How to Make a Forge and Start Hammering Metal

PM’s home and auto editors took a weekend out to teach themselves how to heat and hammer metal the old-fashioned way. They started by ordering an anvil and making their own blacksmith forge. The sparks flew from there. 

If you want to work with metal, there’s one thing you have to confront: You need heat. With it, you can make the toughest metal submit to your will. Without it, you’ll never gain full mastery over this stubborn material.

Over the years, I have been frustrated by my inability to work hot steel. I’ve bolted metal together, welded it and soldered it. But I couldn’t shape it, and so large swaths of the mechanical realm were off-limits to me.

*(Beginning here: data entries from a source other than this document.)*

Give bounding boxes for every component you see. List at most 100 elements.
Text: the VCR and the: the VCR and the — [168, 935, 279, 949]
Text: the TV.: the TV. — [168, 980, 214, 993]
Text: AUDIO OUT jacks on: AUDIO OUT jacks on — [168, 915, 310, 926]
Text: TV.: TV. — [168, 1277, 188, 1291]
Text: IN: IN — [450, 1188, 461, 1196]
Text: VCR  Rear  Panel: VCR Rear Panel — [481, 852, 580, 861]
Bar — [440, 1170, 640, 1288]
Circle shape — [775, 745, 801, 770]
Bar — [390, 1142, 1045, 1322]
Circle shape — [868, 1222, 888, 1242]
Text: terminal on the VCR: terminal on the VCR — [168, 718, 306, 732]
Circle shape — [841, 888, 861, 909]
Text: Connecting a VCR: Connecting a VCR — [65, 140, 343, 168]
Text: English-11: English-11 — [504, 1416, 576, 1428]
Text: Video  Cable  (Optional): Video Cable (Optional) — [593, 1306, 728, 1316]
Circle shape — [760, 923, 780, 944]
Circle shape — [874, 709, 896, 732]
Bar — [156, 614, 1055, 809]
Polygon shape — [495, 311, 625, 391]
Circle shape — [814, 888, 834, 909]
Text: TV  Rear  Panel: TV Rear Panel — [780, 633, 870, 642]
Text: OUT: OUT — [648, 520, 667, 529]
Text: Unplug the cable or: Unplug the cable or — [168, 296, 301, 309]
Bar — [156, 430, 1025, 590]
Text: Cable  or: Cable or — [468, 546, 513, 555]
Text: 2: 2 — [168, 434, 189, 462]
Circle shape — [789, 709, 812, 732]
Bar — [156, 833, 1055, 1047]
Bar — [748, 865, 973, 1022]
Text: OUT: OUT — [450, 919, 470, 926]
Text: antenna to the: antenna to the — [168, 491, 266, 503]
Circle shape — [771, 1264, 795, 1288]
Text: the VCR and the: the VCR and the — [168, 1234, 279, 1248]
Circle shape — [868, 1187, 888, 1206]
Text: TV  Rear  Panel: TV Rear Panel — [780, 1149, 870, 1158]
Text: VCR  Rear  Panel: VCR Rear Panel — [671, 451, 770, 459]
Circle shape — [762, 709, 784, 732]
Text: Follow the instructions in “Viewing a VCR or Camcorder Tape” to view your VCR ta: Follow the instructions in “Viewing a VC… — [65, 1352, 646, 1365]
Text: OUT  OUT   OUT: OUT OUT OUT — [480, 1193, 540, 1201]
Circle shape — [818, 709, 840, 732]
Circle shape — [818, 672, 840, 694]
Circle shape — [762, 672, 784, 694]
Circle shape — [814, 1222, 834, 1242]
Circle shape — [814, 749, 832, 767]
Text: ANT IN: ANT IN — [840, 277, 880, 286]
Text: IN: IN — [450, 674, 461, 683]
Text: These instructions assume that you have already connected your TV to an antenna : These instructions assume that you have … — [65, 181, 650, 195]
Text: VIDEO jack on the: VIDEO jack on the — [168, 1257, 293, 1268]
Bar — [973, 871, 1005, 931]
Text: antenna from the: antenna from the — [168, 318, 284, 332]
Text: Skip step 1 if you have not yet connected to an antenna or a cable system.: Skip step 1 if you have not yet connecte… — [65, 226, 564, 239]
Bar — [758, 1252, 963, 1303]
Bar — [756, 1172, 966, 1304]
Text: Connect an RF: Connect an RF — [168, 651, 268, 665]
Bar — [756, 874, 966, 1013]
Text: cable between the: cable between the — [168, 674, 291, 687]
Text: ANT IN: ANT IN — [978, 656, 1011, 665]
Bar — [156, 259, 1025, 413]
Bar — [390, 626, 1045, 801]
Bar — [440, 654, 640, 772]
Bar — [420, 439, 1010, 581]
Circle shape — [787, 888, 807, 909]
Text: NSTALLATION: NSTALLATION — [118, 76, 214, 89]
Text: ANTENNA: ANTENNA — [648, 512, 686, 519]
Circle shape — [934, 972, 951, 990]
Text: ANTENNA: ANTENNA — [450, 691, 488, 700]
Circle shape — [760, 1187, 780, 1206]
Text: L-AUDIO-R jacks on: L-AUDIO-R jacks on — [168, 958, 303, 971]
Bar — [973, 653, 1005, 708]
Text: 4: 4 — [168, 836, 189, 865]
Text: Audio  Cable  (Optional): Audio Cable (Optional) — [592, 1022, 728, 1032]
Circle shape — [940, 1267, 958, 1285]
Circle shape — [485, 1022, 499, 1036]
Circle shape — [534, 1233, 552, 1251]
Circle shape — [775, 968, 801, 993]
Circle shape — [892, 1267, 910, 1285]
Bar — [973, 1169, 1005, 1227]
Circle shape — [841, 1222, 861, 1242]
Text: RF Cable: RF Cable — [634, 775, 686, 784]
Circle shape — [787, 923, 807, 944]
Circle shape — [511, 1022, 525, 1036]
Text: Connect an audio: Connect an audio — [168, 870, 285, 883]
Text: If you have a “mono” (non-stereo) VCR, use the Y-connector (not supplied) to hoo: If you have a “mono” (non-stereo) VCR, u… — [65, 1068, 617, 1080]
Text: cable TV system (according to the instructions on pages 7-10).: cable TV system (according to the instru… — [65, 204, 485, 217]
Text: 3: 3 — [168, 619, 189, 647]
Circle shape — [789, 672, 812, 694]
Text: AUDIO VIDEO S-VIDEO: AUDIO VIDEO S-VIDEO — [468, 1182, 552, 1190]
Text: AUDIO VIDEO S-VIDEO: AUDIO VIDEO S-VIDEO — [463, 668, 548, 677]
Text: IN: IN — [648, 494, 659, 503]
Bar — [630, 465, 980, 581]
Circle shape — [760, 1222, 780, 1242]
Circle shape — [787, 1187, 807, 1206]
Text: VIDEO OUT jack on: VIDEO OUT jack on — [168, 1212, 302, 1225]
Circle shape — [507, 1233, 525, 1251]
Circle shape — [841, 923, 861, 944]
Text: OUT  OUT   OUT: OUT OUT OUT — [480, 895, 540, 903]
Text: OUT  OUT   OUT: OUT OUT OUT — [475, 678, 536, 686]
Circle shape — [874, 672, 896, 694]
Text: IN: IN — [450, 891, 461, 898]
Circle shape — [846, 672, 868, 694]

But blacksmithing never felt alien. My father is a metallurgist, descended from generations of 19th-century blacksmiths and born in Germany to shipbuilders whose forges scattered sparks over the shores of the Elbe River and the North Sea. I grew up in rural Connecticut among Yankee mechanics who could forge anything, machine anything, build anything, fix anything–and I’ve been trying to live up to those old-timers’ standards all my life. It wasn’t hard to finally decide to take another step, and teach myself some blacksmithing skills.

Building the Forge

Maybe it’s because our smokestack industries are in decline that a rising number of Americans feel the need to get their metalworking fix in home workshops. The Artist-Blacksmith’s Association of North America counts a membership of 4000 hobbyists and professionals. Some people estimate there are more blacksmiths in this country today than there were during the 1800s. And you don’t have to poke around long to find dozens of Web sites offering friendly–even passionate–advice from artisans, along with equipment ranging from anvils and tongs to air-driven power hammers.

First, I needed a forge. I considered buying a gas-powered model, but the fact was that I wanted to build my own. So I settled on a design that can be executed in an afternoon using parts purchased at a home center, a masonry supply yard and an auto parts store. The forge would burn coal, rather than gas, to make things simpler. And the design had another virtue, at least as far as I was concerned. It was based on plans published in Popular Mechanics in July 1941.

I enlisted the help of Mike Allen, our senior auto editor and a crack metalworker. He glanced at the old plans and said, “Sure, we can build this.” Within days, Mike’s house and the shop behind it swirled with activity as the UPS guy delivered in rapid succession a 275-pound anvil, tools, materials and four 50-pound boxes of blacksmith’s coal shipped from Pennsylvania.

Once the supplies were in, we set to work building the forge, beginning with its stand. I cut steel parts and handed them off to Mike, who laid them out on the shop floor, clamped them together and temporarily tack-welded them with small globs of steel.

With the stand tacked, he flipped up his mask and handed me the welding gun: “You take it from here.” I slid on a mask and picked up where he’d left off. As I worked, Mike crouched over my shoulder and fired off bits of advice. “Get more weld metal on the vertical surfaces,” he said. “You’re getting too much spatter; reduce your travel speed and your electrode stick-out.” When I found it difficult to see through the welding glare and smoke, he said, “Deal with it. Look at the weld puddle, not the arc.” I learned more about welding in that half hour than I had in years of fooling around on my own.

After we com­pleted the stand, we riveted sheetmetal into a hood and fashioned a chimney from a 5-ft piece of stovepipe. Then, we troweled refractory cement (the kind used in furnaces and kilns) into the sink. We ran steel and PVC pipe from the drain to the output port on a shop vacuum. The same line would supply air both to the sink (to feed the fire) and, through a Y joint, to another pipe leading into the chimney (to help pull the smoke up and away). We installed a valve to let us direct the air where we wanted it. We also cut pressure-treated 4 x 4 lumber to make a block for the anvil, then hoisted the anvil onto the block using a tow strap hooked to a ceiling-mounted electric winch. Finally, we hammered 1/8-in.-thick steel flat stock into straps to attach the anvil to its block. Believe me, 15 minutes spent pounding cold steel can convince anybody of the need for a forge.